Laagdrempelig melden van discriminatie in Vlaanderen
De VVSG voert in opdracht van Vlaanderen het pilootproject ‘Een laagdrempelig, warm onthaal voor slachtoffers van discriminatie en intimidatie in Vlaanderen’ uit. Dit project, gestart in maart 2024, test in vier steden (Roeselare, Brugge, Sint-Niklaas en Leuven) en één intergemeentelijke samenwerking (Streekregisseurs DDS) verschillende dienstverleningsmodellen.
Inhoud van deze pagina
Context
Met de oprichting van het Vlaams Mensenrechteninstituut (VMRI) kreeg Vlaanderen in maart 2023 een nieuw, onafhankelijk gelijkheidsorgaan dat meldingen van discriminatie behandelt. Tegelijk ontstond bij lokale besturen onduidelijkheid over de bevoegdheden en taakverdeling tussen de gelijke kansen organen: het Vlaams Mensenrechteninstituut (VMRI), Unia en het Instituut voor de Gelijkheid van Vrouwen en Mannen (IGVM). Deze onduidelijkheid bemoeilijkt de toeleiding van meldingen en tast het vertrouwen in het meldsysteem aan. Lokale besturen signaleren een duidelijke nood aan laagdrempelige en nabije meldpunten, nazorg en psychosociale ondersteuning voor slachtoffers, transparante procedures, en samenwerking op maat.

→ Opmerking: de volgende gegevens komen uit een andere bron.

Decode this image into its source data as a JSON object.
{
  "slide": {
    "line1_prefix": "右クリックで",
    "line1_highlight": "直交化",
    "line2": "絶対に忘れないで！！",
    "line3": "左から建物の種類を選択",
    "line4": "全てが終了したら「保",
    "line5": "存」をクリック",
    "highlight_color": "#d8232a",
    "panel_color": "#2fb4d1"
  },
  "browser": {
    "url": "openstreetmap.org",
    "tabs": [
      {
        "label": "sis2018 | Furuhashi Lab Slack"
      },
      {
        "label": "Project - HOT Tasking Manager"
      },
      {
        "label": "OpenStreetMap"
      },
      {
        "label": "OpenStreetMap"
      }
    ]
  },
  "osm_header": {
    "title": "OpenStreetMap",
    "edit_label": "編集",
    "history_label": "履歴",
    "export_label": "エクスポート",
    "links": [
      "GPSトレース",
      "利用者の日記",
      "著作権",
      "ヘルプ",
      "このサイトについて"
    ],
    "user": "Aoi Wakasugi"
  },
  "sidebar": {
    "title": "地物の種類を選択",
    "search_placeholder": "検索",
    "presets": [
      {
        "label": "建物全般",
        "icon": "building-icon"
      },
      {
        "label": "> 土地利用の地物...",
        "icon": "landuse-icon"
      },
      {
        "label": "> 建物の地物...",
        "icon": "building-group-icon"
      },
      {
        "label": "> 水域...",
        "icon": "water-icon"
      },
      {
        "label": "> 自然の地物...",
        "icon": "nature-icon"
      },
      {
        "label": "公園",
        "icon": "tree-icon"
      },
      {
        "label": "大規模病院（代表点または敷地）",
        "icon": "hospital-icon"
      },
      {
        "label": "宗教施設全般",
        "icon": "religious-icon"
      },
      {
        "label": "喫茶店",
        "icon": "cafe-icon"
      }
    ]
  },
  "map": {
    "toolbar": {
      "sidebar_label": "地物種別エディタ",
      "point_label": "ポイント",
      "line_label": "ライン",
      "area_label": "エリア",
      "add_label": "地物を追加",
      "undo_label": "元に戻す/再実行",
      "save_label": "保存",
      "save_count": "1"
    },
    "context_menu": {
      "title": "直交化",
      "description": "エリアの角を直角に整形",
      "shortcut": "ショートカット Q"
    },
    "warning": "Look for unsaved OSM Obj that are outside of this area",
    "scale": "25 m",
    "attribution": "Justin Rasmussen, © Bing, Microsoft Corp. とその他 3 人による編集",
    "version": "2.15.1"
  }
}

Om hierop in te spelen, startte de VVSG, met steun van ABB, een pilootproject.
Drempels bij het melden
Burgers ervaren verschillende drempels om discriminatie te melden. Aan de hand van deskresearch hebben we de volgende drempels in kaart gebracht:
- Beperkte toegangsmogelijkheden: Digitale meldingssystemen, zoals online formulieren of telefonisch, worden als te complex of ontoegankelijk ervaren, vooral door kwetsbare groepen zoals ouderen, laagtaalvaardigen of mensen zonder toegang tot technologie. Fysieke meldpunten worden daarentegen als veel laagdrempeliger beschouwd omdat zij persoonlijke interactie en vertrouwensopbouw mogelijk maken.

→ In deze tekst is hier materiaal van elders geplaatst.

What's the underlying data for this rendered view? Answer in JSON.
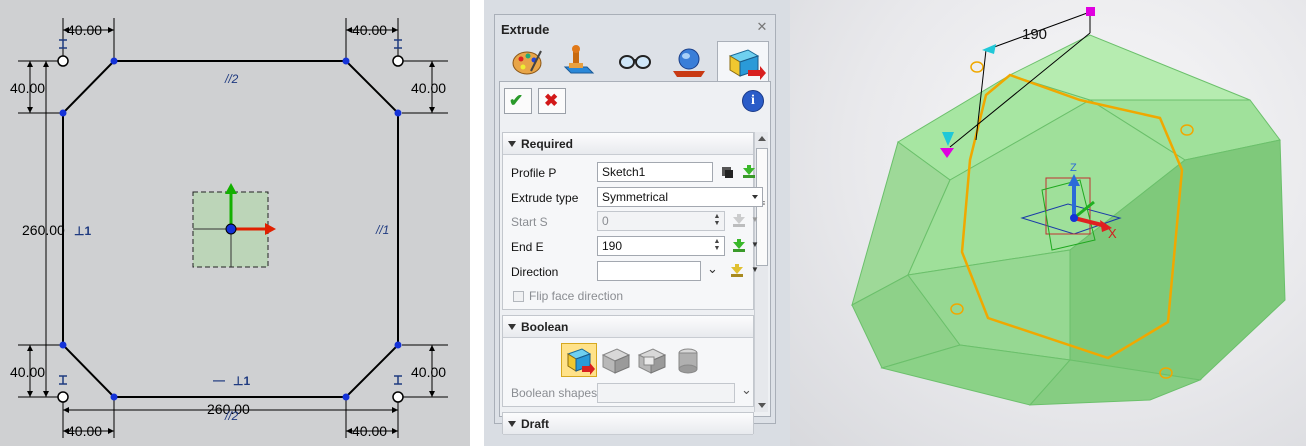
{
  "sketch": {
    "dim_top_left": "40.00",
    "dim_top_right": "40.00",
    "dim_left_upper": "40.00",
    "dim_right_upper": "40.00",
    "dim_left_total": "260.00",
    "dim_left_lower": "40.00",
    "dim_right_lower": "40.00",
    "dim_bottom_total": "260.00",
    "dim_bottom_left": "40.00",
    "dim_bottom_right": "40.00",
    "con_top": "//2",
    "con_right": "//1",
    "con_left": "⊥1",
    "con_bottom_perp": "⊥1",
    "con_bottom_dash": "—",
    "con_bottom_par": "//2"
  },
  "dialog": {
    "title": "Extrude",
    "close_glyph": "✕",
    "tabs": [
      "settings-palette-icon",
      "stamp-icon",
      "glasses-icon",
      "globe-icon",
      "extrude-box-icon"
    ],
    "ok_glyph": "✔",
    "cancel_glyph": "✖",
    "info_glyph": "i",
    "required": {
      "title": "Required",
      "profile_label": "Profile P",
      "profile_value": "Sketch1",
      "type_label": "Extrude type",
      "type_value": "Symmetrical",
      "start_label": "Start S",
      "start_value": "0",
      "end_label": "End E",
      "end_value": "190",
      "direction_label": "Direction",
      "direction_value": "",
      "flip_label": "Flip face direction"
    },
    "boolean": {
      "title": "Boolean",
      "shapes_label": "Boolean shapes",
      "shapes_value": ""
    },
    "draft": {
      "title": "Draft"
    }
  },
  "view3d": {
    "depth_label": "190",
    "axis_x": "X",
    "axis_z": "Z"
  },
  "colors": {
    "sketch_bg": "#cfd0d2",
    "sketch_point": "#1432d8",
    "solid_face": "#8fe08f",
    "profile_edge": "#f0a800",
    "handle_magenta": "#e000e0",
    "handle_cyan": "#20c8d8"
  }
}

- Onbekendheid en beperkte zichtbaarheid van meldpunten
Veel burgers weten niet dat er meldpunten bestaan of hoe ze die kunnen bereiken. De communicatie over de meldmogelijkheden is onvoldoende duidelijk en vaak gefragmenteerd. Hierdoor ontbreekt bij burgers de noodzakelijke basisinformatie om een melding te starten, wat ertoe leidt dat meldingen helemaal uitblijven. - Complex en versnipperd meldsysteem: Het huidige meldsysteem voor discriminatie is vaak te ingewikkeld, versnipperd en niet goed op elkaar afgestemd. Verschillende instanties hanteren eigen procedures en hebben eigen bevoegdheden, waardoor er geen duidelijk overzicht bestaat voor burgers waar ze terecht kunnen en welke stappen ze moeten volgen. De veelheid aan loketten en procedures leidt tot verwarring en ontmoedigt burgers: wie een melding wil doen, dreigt vast te lopen in een bureaucratisch doolhof en ziet soms af van actie.

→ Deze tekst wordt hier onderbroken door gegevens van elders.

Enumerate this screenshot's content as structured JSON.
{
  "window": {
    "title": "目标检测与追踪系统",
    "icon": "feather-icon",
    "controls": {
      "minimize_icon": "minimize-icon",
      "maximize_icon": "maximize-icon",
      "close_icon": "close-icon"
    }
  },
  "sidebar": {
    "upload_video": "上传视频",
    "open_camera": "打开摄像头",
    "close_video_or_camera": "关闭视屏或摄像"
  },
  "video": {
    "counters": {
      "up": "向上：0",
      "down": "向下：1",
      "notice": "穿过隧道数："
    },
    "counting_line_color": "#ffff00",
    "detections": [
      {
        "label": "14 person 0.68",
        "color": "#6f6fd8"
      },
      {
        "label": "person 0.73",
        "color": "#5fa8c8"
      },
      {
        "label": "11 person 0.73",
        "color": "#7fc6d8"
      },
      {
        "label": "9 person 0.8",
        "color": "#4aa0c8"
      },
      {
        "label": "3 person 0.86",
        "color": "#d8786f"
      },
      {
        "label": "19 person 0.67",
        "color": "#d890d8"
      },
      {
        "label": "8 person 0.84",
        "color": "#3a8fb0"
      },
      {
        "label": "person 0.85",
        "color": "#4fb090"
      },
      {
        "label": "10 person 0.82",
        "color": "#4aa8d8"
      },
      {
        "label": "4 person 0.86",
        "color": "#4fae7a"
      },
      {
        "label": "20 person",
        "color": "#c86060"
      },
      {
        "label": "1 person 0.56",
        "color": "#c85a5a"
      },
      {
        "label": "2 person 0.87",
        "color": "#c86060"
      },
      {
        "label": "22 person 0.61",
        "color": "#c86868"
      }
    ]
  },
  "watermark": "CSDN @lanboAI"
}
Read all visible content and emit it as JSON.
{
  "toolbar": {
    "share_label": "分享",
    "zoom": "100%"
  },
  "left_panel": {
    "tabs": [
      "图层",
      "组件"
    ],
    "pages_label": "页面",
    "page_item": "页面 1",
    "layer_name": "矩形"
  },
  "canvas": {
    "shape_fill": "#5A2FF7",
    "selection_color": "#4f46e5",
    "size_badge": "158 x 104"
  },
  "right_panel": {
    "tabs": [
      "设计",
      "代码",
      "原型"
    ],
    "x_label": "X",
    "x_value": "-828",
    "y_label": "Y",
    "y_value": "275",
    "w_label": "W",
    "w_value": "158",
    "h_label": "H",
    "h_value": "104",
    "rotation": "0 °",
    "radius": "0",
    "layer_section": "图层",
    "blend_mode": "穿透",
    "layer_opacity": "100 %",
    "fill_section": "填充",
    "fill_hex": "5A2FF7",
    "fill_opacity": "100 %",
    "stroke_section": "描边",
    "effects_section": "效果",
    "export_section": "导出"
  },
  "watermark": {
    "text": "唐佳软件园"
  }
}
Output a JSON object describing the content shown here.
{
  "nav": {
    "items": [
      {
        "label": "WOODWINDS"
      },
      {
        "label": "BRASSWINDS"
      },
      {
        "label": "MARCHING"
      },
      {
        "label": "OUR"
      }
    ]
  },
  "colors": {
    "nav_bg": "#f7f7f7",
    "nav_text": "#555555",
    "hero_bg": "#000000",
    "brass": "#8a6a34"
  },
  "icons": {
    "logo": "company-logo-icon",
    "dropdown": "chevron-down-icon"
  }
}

- Onbekendheid met meldpunten: Veel burgers zijn niet goed geïnformeerd over de beschikbare meldpunten. Uit de ervaringen van burgers blijkt dat meldpunten vaak onbekend zijn of dat de informatie die wordt verstrekt onvoldoende is om hen duidelijk te maken waar en hoe ze moeten melden. Dit gebrek aan kennis over de meldpunten zorgt ervoor dat burgers geen actie ondernemen, simpelweg omdat ze niet weten waar ze moeten beginnen.
- Onvoldoende informatie over het proces: Burgers ervaren een groot gebrek aan informatie over hoe het meldingsproces werkt of wat er gebeurt nadat ze hun melding hebben gedaan. Dit gebrek aan transparantie over het proces zorgt voor onzekerheid en frustratie. Het maakt het voor hen moeilijk om te beslissen of ze wel willen melden, aangezien ze niet weten welke stappen volgen en of hun melding daadwerkelijk effect zal hebben.
- Onzekerheid over de afhandeling: Veel burgers hebben geen vertrouwen in het meldingssysteem, omdat ze niet weten wat er met hun melding gebeurt nadat deze is ingediend. Het gebrek aan transparantie in het proces leidt tot twijfels over de zin van het melden. Burgers krijgen vaak geen terugkoppeling over de voortgang van hun klacht of de uiteindelijke uitkomst, wat hun vertrouwen in het systeem ondermijnt.
- Angst voor repercussies: Burgers vrezen vaak dat het melden van discriminatie negatieve gevolgen voor hen zal brengen, zoals vergelding door de dader of sociale gevolgen. Deze angst kan hen sterk afschrikken om hun ervaringen te delen, vooral als ze vrezen voor hun veiligheid of sociale positie.
- Gevoel van machteloosheid: Veel burgers ervaren dat het melden van discriminatie weinig effect zal hebben. Ze twijfelen of hun melding daadwerkelijk zal leiden tot verandering of actie, wat hen ontmoedigt om te melden. Het gebrek aan terugkoppeling of opvolging van meldingen versterkt dit gevoel van ineffectiviteit.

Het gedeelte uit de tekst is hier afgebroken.